The garage, as you may (if you helped us move) or may not (if you didn't and/or haven't been in our garage) know, has been something of a disaster. It's the only part of the house that we weren't required to "stage" as part of our caretaking contract. It was approximately 1/2 full of the homeowners stuff, and we've used most of the rest of it to store the things that we didn't bring into the house (e.g. 55 million boxes of books, everything from the dining room we only use a couple of times a year, Eric's desk, the washer and dryer, other boxes of stuff that we're keeping but weren't deemed absolutely essential to unpack, etc.) When we moved in, we kind of put stuff where it fit and left it. Since then, we've gone camping and hiking and have worked on the camper, and just sort of semi-opened some boxes and took out some garage supplies... and well, it was kind of a mess.
Also, none of the doors to the garage close completely and mice feel free to wander in and out. They eat the copious amounts of poison we leave for them, but the stomach aches don't seem to prevent them from returning and inviting their friends.
So, needless to say, with fall coming on, it was time to clean that sucker out. Not to mention that on Pam and Doug's recommendation (good one, guys! Highly approve!) I have been reading "A Walk in the Woods," by Bill Bryson, which is a good account of his travels on the Appalachian Trail. However, he also recounts all the ways you can DIE in the woods, including from diseases spread by breathing in mouse feces.
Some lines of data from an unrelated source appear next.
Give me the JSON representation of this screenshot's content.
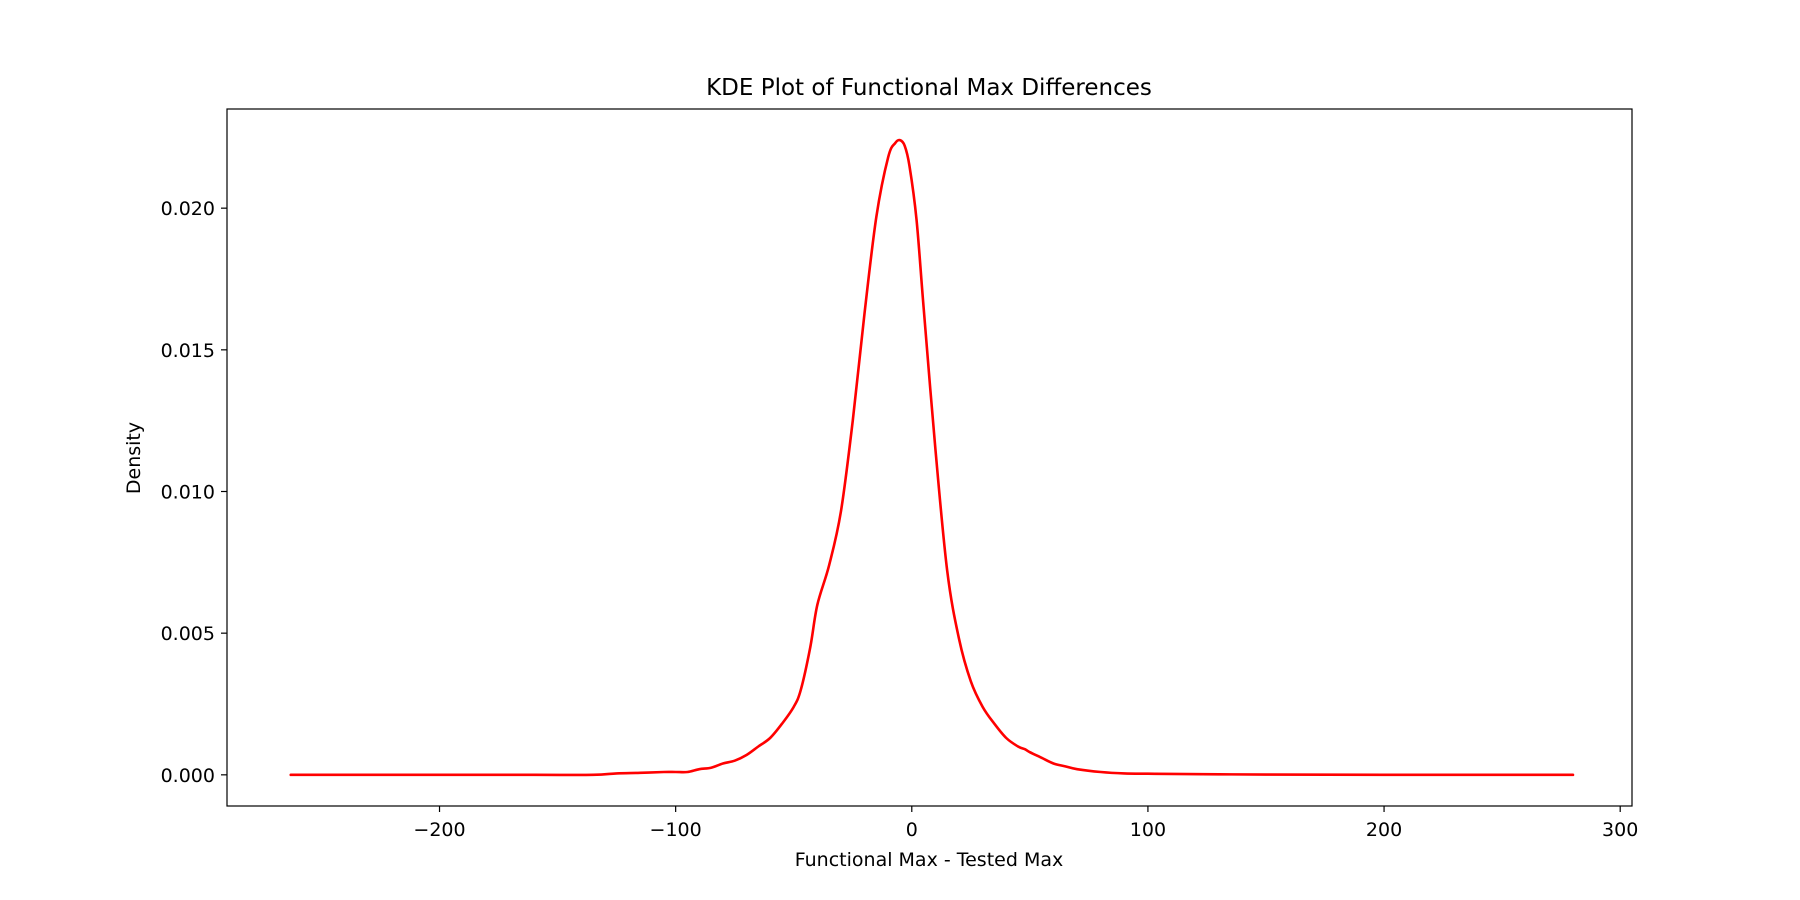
{
  "chart_data": {
    "type": "line",
    "title": "KDE Plot of Functional Max Differences",
    "xlabel": "Functional Max - Tested Max",
    "ylabel": "Density",
    "xlim": [
      -290,
      305
    ],
    "ylim": [
      -0.0011,
      0.0235
    ],
    "xticks": [
      -200,
      -100,
      0,
      100,
      200,
      300
    ],
    "xtick_labels": [
      "−200",
      "−100",
      "0",
      "100",
      "200",
      "300"
    ],
    "yticks": [
      0.0,
      0.005,
      0.01,
      0.015,
      0.02
    ],
    "ytick_labels": [
      "0.000",
      "0.005",
      "0.010",
      "0.015",
      "0.020"
    ],
    "grid": false,
    "legend": "none",
    "colors": {
      "line": "#ff0000",
      "axes": "#000000"
    },
    "series": [
      {
        "x": [
          -263,
          -240,
          -200,
          -160,
          -135,
          -125,
          -115,
          -105,
          -100,
          -95,
          -90,
          -85,
          -80,
          -75,
          -70,
          -65,
          -60,
          -55,
          -50,
          -47,
          -43,
          -40,
          -35,
          -30,
          -25,
          -20,
          -15,
          -10,
          -7,
          -5,
          -3,
          -1,
          2,
          5,
          10,
          15,
          20,
          25,
          30,
          35,
          40,
          45,
          48,
          50,
          55,
          60,
          65,
          70,
          80,
          90,
          100,
          110,
          130,
          150,
          200,
          280
        ],
        "y": [
          0.0,
          0.0,
          0.0,
          0.0,
          0.0,
          5e-05,
          7e-05,
          0.0001,
          0.0001,
          0.0001,
          0.0002,
          0.00025,
          0.0004,
          0.0005,
          0.0007,
          0.001,
          0.0013,
          0.0018,
          0.0024,
          0.003,
          0.0045,
          0.006,
          0.0074,
          0.0093,
          0.0125,
          0.0163,
          0.0197,
          0.0218,
          0.0223,
          0.0224,
          0.0222,
          0.0215,
          0.0196,
          0.0165,
          0.0115,
          0.0072,
          0.0048,
          0.0033,
          0.0024,
          0.0018,
          0.0013,
          0.001,
          0.0009,
          0.0008,
          0.0006,
          0.0004,
          0.0003,
          0.0002,
          0.0001,
          5e-05,
          4e-05,
          3e-05,
          2e-05,
          1e-05,
          0.0,
          0.0
        ]
      }
    ]
  }
}
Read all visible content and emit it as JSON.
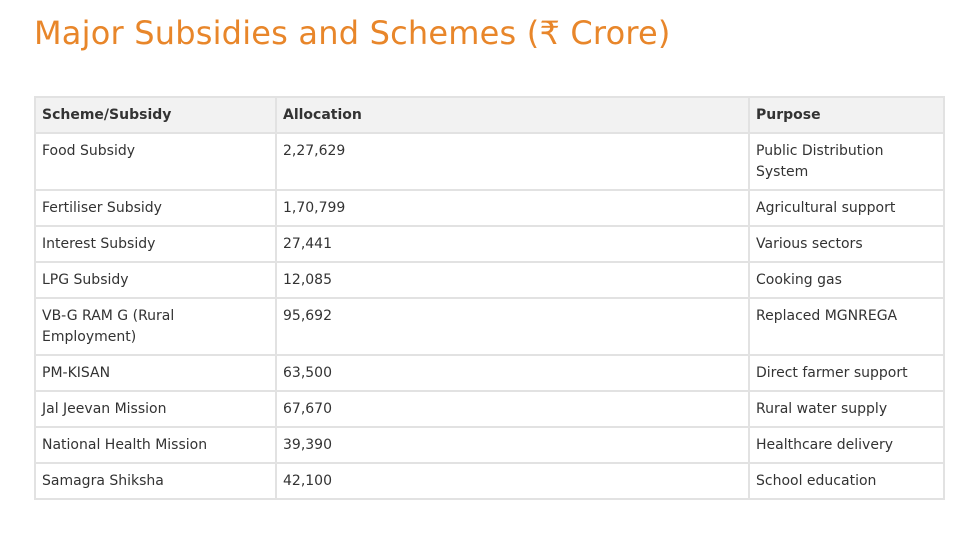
{
  "title": "Major Subsidies and Schemes (₹ Crore)",
  "table": {
    "headers": [
      "Scheme/Subsidy",
      "Allocation",
      "Purpose"
    ],
    "rows": [
      [
        "Food Subsidy",
        "2,27,629",
        "Public Distribution System"
      ],
      [
        "Fertiliser Subsidy",
        "1,70,799",
        "Agricultural support"
      ],
      [
        "Interest Subsidy",
        "27,441",
        "Various sectors"
      ],
      [
        "LPG Subsidy",
        "12,085",
        "Cooking gas"
      ],
      [
        "VB-G RAM G (Rural Employment)",
        "95,692",
        "Replaced MGNREGA"
      ],
      [
        "PM-KISAN",
        "63,500",
        "Direct farmer support"
      ],
      [
        "Jal Jeevan Mission",
        "67,670",
        "Rural water supply"
      ],
      [
        "National Health Mission",
        "39,390",
        "Healthcare delivery"
      ],
      [
        "Samagra Shiksha",
        "42,100",
        "School education"
      ]
    ]
  },
  "colors": {
    "title": "#e8862a",
    "header_bg": "#f2f2f2",
    "border": "#e2e2e2"
  }
}
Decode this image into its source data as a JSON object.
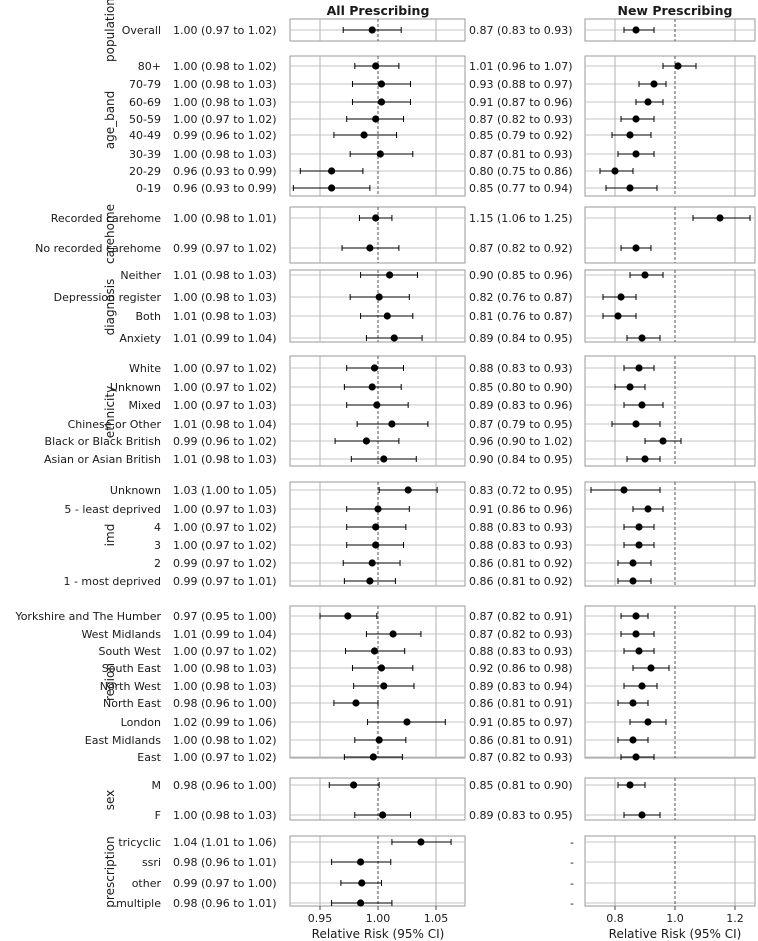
{
  "chart_data": {
    "type": "forest",
    "panels": [
      {
        "title": "All Prescribing",
        "xticks": [
          "0.95",
          "1.00",
          "1.05"
        ],
        "xlabel": "Relative Risk (95% CI)",
        "xlim": [
          0.92,
          1.07
        ],
        "ref": 1.0
      },
      {
        "title": "New Prescribing",
        "xticks": [
          "0.8",
          "1.0",
          "1.2"
        ],
        "xlabel": "Relative Risk (95% CI)",
        "xlim": [
          0.69,
          1.27
        ],
        "ref": 1.0
      }
    ],
    "groups": [
      {
        "name": "population",
        "rows": [
          {
            "label": "Overall",
            "all": {
              "text": "1.00 (0.97 to 1.02)",
              "est": 0.995,
              "lo": 0.97,
              "hi": 1.02
            },
            "new": {
              "text": "0.87 (0.83 to 0.93)",
              "est": 0.87,
              "lo": 0.83,
              "hi": 0.93
            }
          }
        ]
      },
      {
        "name": "age_band",
        "rows": [
          {
            "label": "80+",
            "all": {
              "text": "1.00 (0.98 to 1.02)",
              "est": 0.998,
              "lo": 0.98,
              "hi": 1.018
            },
            "new": {
              "text": "1.01 (0.96 to 1.07)",
              "est": 1.01,
              "lo": 0.96,
              "hi": 1.07
            }
          },
          {
            "label": "70-79",
            "all": {
              "text": "1.00 (0.98 to 1.03)",
              "est": 1.003,
              "lo": 0.978,
              "hi": 1.028
            },
            "new": {
              "text": "0.93 (0.88 to 0.97)",
              "est": 0.93,
              "lo": 0.88,
              "hi": 0.97
            }
          },
          {
            "label": "60-69",
            "all": {
              "text": "1.00 (0.98 to 1.03)",
              "est": 1.003,
              "lo": 0.978,
              "hi": 1.028
            },
            "new": {
              "text": "0.91 (0.87 to 0.96)",
              "est": 0.91,
              "lo": 0.87,
              "hi": 0.96
            }
          },
          {
            "label": "50-59",
            "all": {
              "text": "1.00 (0.97 to 1.02)",
              "est": 0.998,
              "lo": 0.973,
              "hi": 1.022
            },
            "new": {
              "text": "0.87 (0.82 to 0.93)",
              "est": 0.87,
              "lo": 0.82,
              "hi": 0.93
            }
          },
          {
            "label": "40-49",
            "all": {
              "text": "0.99 (0.96 to 1.02)",
              "est": 0.988,
              "lo": 0.962,
              "hi": 1.016
            },
            "new": {
              "text": "0.85 (0.79 to 0.92)",
              "est": 0.85,
              "lo": 0.79,
              "hi": 0.92
            }
          },
          {
            "label": "30-39",
            "all": {
              "text": "1.00 (0.98 to 1.03)",
              "est": 1.002,
              "lo": 0.976,
              "hi": 1.03
            },
            "new": {
              "text": "0.87 (0.81 to 0.93)",
              "est": 0.87,
              "lo": 0.81,
              "hi": 0.93
            }
          },
          {
            "label": "20-29",
            "all": {
              "text": "0.96 (0.93 to 0.99)",
              "est": 0.96,
              "lo": 0.933,
              "hi": 0.987
            },
            "new": {
              "text": "0.80 (0.75 to 0.86)",
              "est": 0.8,
              "lo": 0.75,
              "hi": 0.86
            }
          },
          {
            "label": "0-19",
            "all": {
              "text": "0.96 (0.93 to 0.99)",
              "est": 0.96,
              "lo": 0.927,
              "hi": 0.993
            },
            "new": {
              "text": "0.85 (0.77 to 0.94)",
              "est": 0.85,
              "lo": 0.77,
              "hi": 0.94
            }
          }
        ]
      },
      {
        "name": "carehome",
        "rows": [
          {
            "label": "Recorded carehome",
            "all": {
              "text": "1.00 (0.98 to 1.01)",
              "est": 0.998,
              "lo": 0.984,
              "hi": 1.012
            },
            "new": {
              "text": "1.15 (1.06 to 1.25)",
              "est": 1.15,
              "lo": 1.06,
              "hi": 1.25
            }
          },
          {
            "label": "No recorded carehome",
            "all": {
              "text": "0.99 (0.97 to 1.02)",
              "est": 0.993,
              "lo": 0.969,
              "hi": 1.018
            },
            "new": {
              "text": "0.87 (0.82 to 0.92)",
              "est": 0.87,
              "lo": 0.82,
              "hi": 0.92
            }
          }
        ]
      },
      {
        "name": "diagnosis",
        "rows": [
          {
            "label": "Neither",
            "all": {
              "text": "1.01 (0.98 to 1.03)",
              "est": 1.01,
              "lo": 0.985,
              "hi": 1.034
            },
            "new": {
              "text": "0.90 (0.85 to 0.96)",
              "est": 0.9,
              "lo": 0.85,
              "hi": 0.96
            }
          },
          {
            "label": "Depression register",
            "all": {
              "text": "1.00 (0.98 to 1.03)",
              "est": 1.001,
              "lo": 0.976,
              "hi": 1.027
            },
            "new": {
              "text": "0.82 (0.76 to 0.87)",
              "est": 0.82,
              "lo": 0.76,
              "hi": 0.87
            }
          },
          {
            "label": "Both",
            "all": {
              "text": "1.01 (0.98 to 1.03)",
              "est": 1.008,
              "lo": 0.985,
              "hi": 1.03
            },
            "new": {
              "text": "0.81 (0.76 to 0.87)",
              "est": 0.81,
              "lo": 0.76,
              "hi": 0.87
            }
          },
          {
            "label": "Anxiety",
            "all": {
              "text": "1.01 (0.99 to 1.04)",
              "est": 1.014,
              "lo": 0.99,
              "hi": 1.038
            },
            "new": {
              "text": "0.89 (0.84 to 0.95)",
              "est": 0.89,
              "lo": 0.84,
              "hi": 0.95
            }
          }
        ]
      },
      {
        "name": "ethnicity",
        "rows": [
          {
            "label": "White",
            "all": {
              "text": "1.00 (0.97 to 1.02)",
              "est": 0.997,
              "lo": 0.973,
              "hi": 1.022
            },
            "new": {
              "text": "0.88 (0.83 to 0.93)",
              "est": 0.88,
              "lo": 0.83,
              "hi": 0.93
            }
          },
          {
            "label": "Unknown",
            "all": {
              "text": "1.00 (0.97 to 1.02)",
              "est": 0.995,
              "lo": 0.971,
              "hi": 1.02
            },
            "new": {
              "text": "0.85 (0.80 to 0.90)",
              "est": 0.85,
              "lo": 0.8,
              "hi": 0.9
            }
          },
          {
            "label": "Mixed",
            "all": {
              "text": "1.00 (0.97 to 1.03)",
              "est": 0.999,
              "lo": 0.973,
              "hi": 1.026
            },
            "new": {
              "text": "0.89 (0.83 to 0.96)",
              "est": 0.89,
              "lo": 0.83,
              "hi": 0.96
            }
          },
          {
            "label": "Chinese or Other",
            "all": {
              "text": "1.01 (0.98 to 1.04)",
              "est": 1.012,
              "lo": 0.982,
              "hi": 1.043
            },
            "new": {
              "text": "0.87 (0.79 to 0.95)",
              "est": 0.87,
              "lo": 0.79,
              "hi": 0.95
            }
          },
          {
            "label": "Black or Black British",
            "all": {
              "text": "0.99 (0.96 to 1.02)",
              "est": 0.99,
              "lo": 0.963,
              "hi": 1.018
            },
            "new": {
              "text": "0.96 (0.90 to 1.02)",
              "est": 0.96,
              "lo": 0.9,
              "hi": 1.02
            }
          },
          {
            "label": "Asian or Asian British",
            "all": {
              "text": "1.01 (0.98 to 1.03)",
              "est": 1.005,
              "lo": 0.977,
              "hi": 1.033
            },
            "new": {
              "text": "0.90 (0.84 to 0.95)",
              "est": 0.9,
              "lo": 0.84,
              "hi": 0.95
            }
          }
        ]
      },
      {
        "name": "imd",
        "rows": [
          {
            "label": "Unknown",
            "all": {
              "text": "1.03 (1.00 to 1.05)",
              "est": 1.026,
              "lo": 1.001,
              "hi": 1.051
            },
            "new": {
              "text": "0.83 (0.72 to 0.95)",
              "est": 0.83,
              "lo": 0.72,
              "hi": 0.95
            }
          },
          {
            "label": "5 - least deprived",
            "all": {
              "text": "1.00 (0.97 to 1.03)",
              "est": 1.0,
              "lo": 0.973,
              "hi": 1.027
            },
            "new": {
              "text": "0.91 (0.86 to 0.96)",
              "est": 0.91,
              "lo": 0.86,
              "hi": 0.96
            }
          },
          {
            "label": "4",
            "all": {
              "text": "1.00 (0.97 to 1.02)",
              "est": 0.998,
              "lo": 0.973,
              "hi": 1.024
            },
            "new": {
              "text": "0.88 (0.83 to 0.93)",
              "est": 0.88,
              "lo": 0.83,
              "hi": 0.93
            }
          },
          {
            "label": "3",
            "all": {
              "text": "1.00 (0.97 to 1.02)",
              "est": 0.998,
              "lo": 0.973,
              "hi": 1.022
            },
            "new": {
              "text": "0.88 (0.83 to 0.93)",
              "est": 0.88,
              "lo": 0.83,
              "hi": 0.93
            }
          },
          {
            "label": "2",
            "all": {
              "text": "0.99 (0.97 to 1.02)",
              "est": 0.995,
              "lo": 0.97,
              "hi": 1.019
            },
            "new": {
              "text": "0.86 (0.81 to 0.92)",
              "est": 0.86,
              "lo": 0.81,
              "hi": 0.92
            }
          },
          {
            "label": "1 - most deprived",
            "all": {
              "text": "0.99 (0.97 to 1.01)",
              "est": 0.993,
              "lo": 0.971,
              "hi": 1.015
            },
            "new": {
              "text": "0.86 (0.81 to 0.92)",
              "est": 0.86,
              "lo": 0.81,
              "hi": 0.92
            }
          }
        ]
      },
      {
        "name": "region",
        "rows": [
          {
            "label": "Yorkshire and The Humber",
            "all": {
              "text": "0.97 (0.95 to 1.00)",
              "est": 0.974,
              "lo": 0.95,
              "hi": 0.999
            },
            "new": {
              "text": "0.87 (0.82 to 0.91)",
              "est": 0.87,
              "lo": 0.82,
              "hi": 0.91
            }
          },
          {
            "label": "West Midlands",
            "all": {
              "text": "1.01 (0.99 to 1.04)",
              "est": 1.013,
              "lo": 0.99,
              "hi": 1.037
            },
            "new": {
              "text": "0.87 (0.82 to 0.93)",
              "est": 0.87,
              "lo": 0.82,
              "hi": 0.93
            }
          },
          {
            "label": "South West",
            "all": {
              "text": "1.00 (0.97 to 1.02)",
              "est": 0.997,
              "lo": 0.972,
              "hi": 1.023
            },
            "new": {
              "text": "0.88 (0.83 to 0.93)",
              "est": 0.88,
              "lo": 0.83,
              "hi": 0.93
            }
          },
          {
            "label": "South East",
            "all": {
              "text": "1.00 (0.98 to 1.03)",
              "est": 1.003,
              "lo": 0.978,
              "hi": 1.03
            },
            "new": {
              "text": "0.92 (0.86 to 0.98)",
              "est": 0.92,
              "lo": 0.86,
              "hi": 0.98
            }
          },
          {
            "label": "North West",
            "all": {
              "text": "1.00 (0.98 to 1.03)",
              "est": 1.005,
              "lo": 0.979,
              "hi": 1.031
            },
            "new": {
              "text": "0.89 (0.83 to 0.94)",
              "est": 0.89,
              "lo": 0.83,
              "hi": 0.94
            }
          },
          {
            "label": "North East",
            "all": {
              "text": "0.98 (0.96 to 1.00)",
              "est": 0.981,
              "lo": 0.962,
              "hi": 1.0
            },
            "new": {
              "text": "0.86 (0.81 to 0.91)",
              "est": 0.86,
              "lo": 0.81,
              "hi": 0.91
            }
          },
          {
            "label": "London",
            "all": {
              "text": "1.02 (0.99 to 1.06)",
              "est": 1.025,
              "lo": 0.991,
              "hi": 1.058
            },
            "new": {
              "text": "0.91 (0.85 to 0.97)",
              "est": 0.91,
              "lo": 0.85,
              "hi": 0.97
            }
          },
          {
            "label": "East Midlands",
            "all": {
              "text": "1.00 (0.98 to 1.02)",
              "est": 1.001,
              "lo": 0.98,
              "hi": 1.024
            },
            "new": {
              "text": "0.86 (0.81 to 0.91)",
              "est": 0.86,
              "lo": 0.81,
              "hi": 0.91
            }
          },
          {
            "label": "East",
            "all": {
              "text": "1.00 (0.97 to 1.02)",
              "est": 0.996,
              "lo": 0.971,
              "hi": 1.021
            },
            "new": {
              "text": "0.87 (0.82 to 0.93)",
              "est": 0.87,
              "lo": 0.82,
              "hi": 0.93
            }
          }
        ]
      },
      {
        "name": "sex",
        "rows": [
          {
            "label": "M",
            "all": {
              "text": "0.98 (0.96 to 1.00)",
              "est": 0.979,
              "lo": 0.958,
              "hi": 1.001
            },
            "new": {
              "text": "0.85 (0.81 to 0.90)",
              "est": 0.85,
              "lo": 0.81,
              "hi": 0.9
            }
          },
          {
            "label": "F",
            "all": {
              "text": "1.00 (0.98 to 1.03)",
              "est": 1.004,
              "lo": 0.98,
              "hi": 1.028
            },
            "new": {
              "text": "0.89 (0.83 to 0.95)",
              "est": 0.89,
              "lo": 0.83,
              "hi": 0.95
            }
          }
        ]
      },
      {
        "name": "prescription",
        "rows": [
          {
            "label": "tricyclic",
            "all": {
              "text": "1.04 (1.01 to 1.06)",
              "est": 1.037,
              "lo": 1.012,
              "hi": 1.063
            },
            "new": {
              "text": "-"
            }
          },
          {
            "label": "ssri",
            "all": {
              "text": "0.98 (0.96 to 1.01)",
              "est": 0.985,
              "lo": 0.96,
              "hi": 1.011
            },
            "new": {
              "text": "-"
            }
          },
          {
            "label": "other",
            "all": {
              "text": "0.99 (0.97 to 1.00)",
              "est": 0.986,
              "lo": 0.968,
              "hi": 1.003
            },
            "new": {
              "text": "-"
            }
          },
          {
            "label": "multiple",
            "all": {
              "text": "0.98 (0.96 to 1.01)",
              "est": 0.985,
              "lo": 0.96,
              "hi": 1.012
            },
            "new": {
              "text": "-"
            }
          }
        ]
      }
    ]
  }
}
Ugh. Maybe that wasn't good timing.
Me, with the "before" garage in the background. No poo is visible in this photograph. |
Sunday, I got out of the house for a bit for a showing, then spent 6 hours pulling stuff out of the garage, sweeping the enormous amounts of poo out of the garage after donning a breathing mask designed for asbestos removal and gloves that could be used to rip rose bushes out by the roots, repacking the boxes that had been opened, repackaging stuff from boxes that had broken, getting most of the cardboard boxes off the ground and stacking them strategically, either on shelves or on top of plastic tubs as needed. I also rearranged the boxes on the large wooden workbench in a strategic manner because the dryer vents into the garage, and, at some point, cardboard boxes near that vent are going to start to mold and/or otherwise deteriorate. Chalk this up to more stuff I never thought I would have to consider in a place I was living. Seriously, who vents a dryer into a garage?? Even though the stupid doors leave a good quarter inch open at the bottom, that place gets positively humid in the name of fluffy towels! No wonder the mice show up. They want a freaking steam bath!
Anyway, I had a to take a break by 4pm because there was yet another showing, so I went for a six mile run on the Greenland Open Space trail (how is it that I just now discovered this trail 6 minutes from the house?? Excuse me while I start to spend all my non-Incline time there!)
Back for another 4 hours or so of sweeping, arranging, tossing out yet another dead mouse, and, oh yea, smashing my hand hard enough that I busted my wedding ring (thank goodness for Purple Mountain Jewelers in Monument who can fix anything) because I was dumb enough to not take it off while moving ridiculously heavy boxes of books... but finally, everything was clean, organized, accessible, put away, and making my OCD happy.
And tonight, while typing this very blog, a mouse ran across the living room.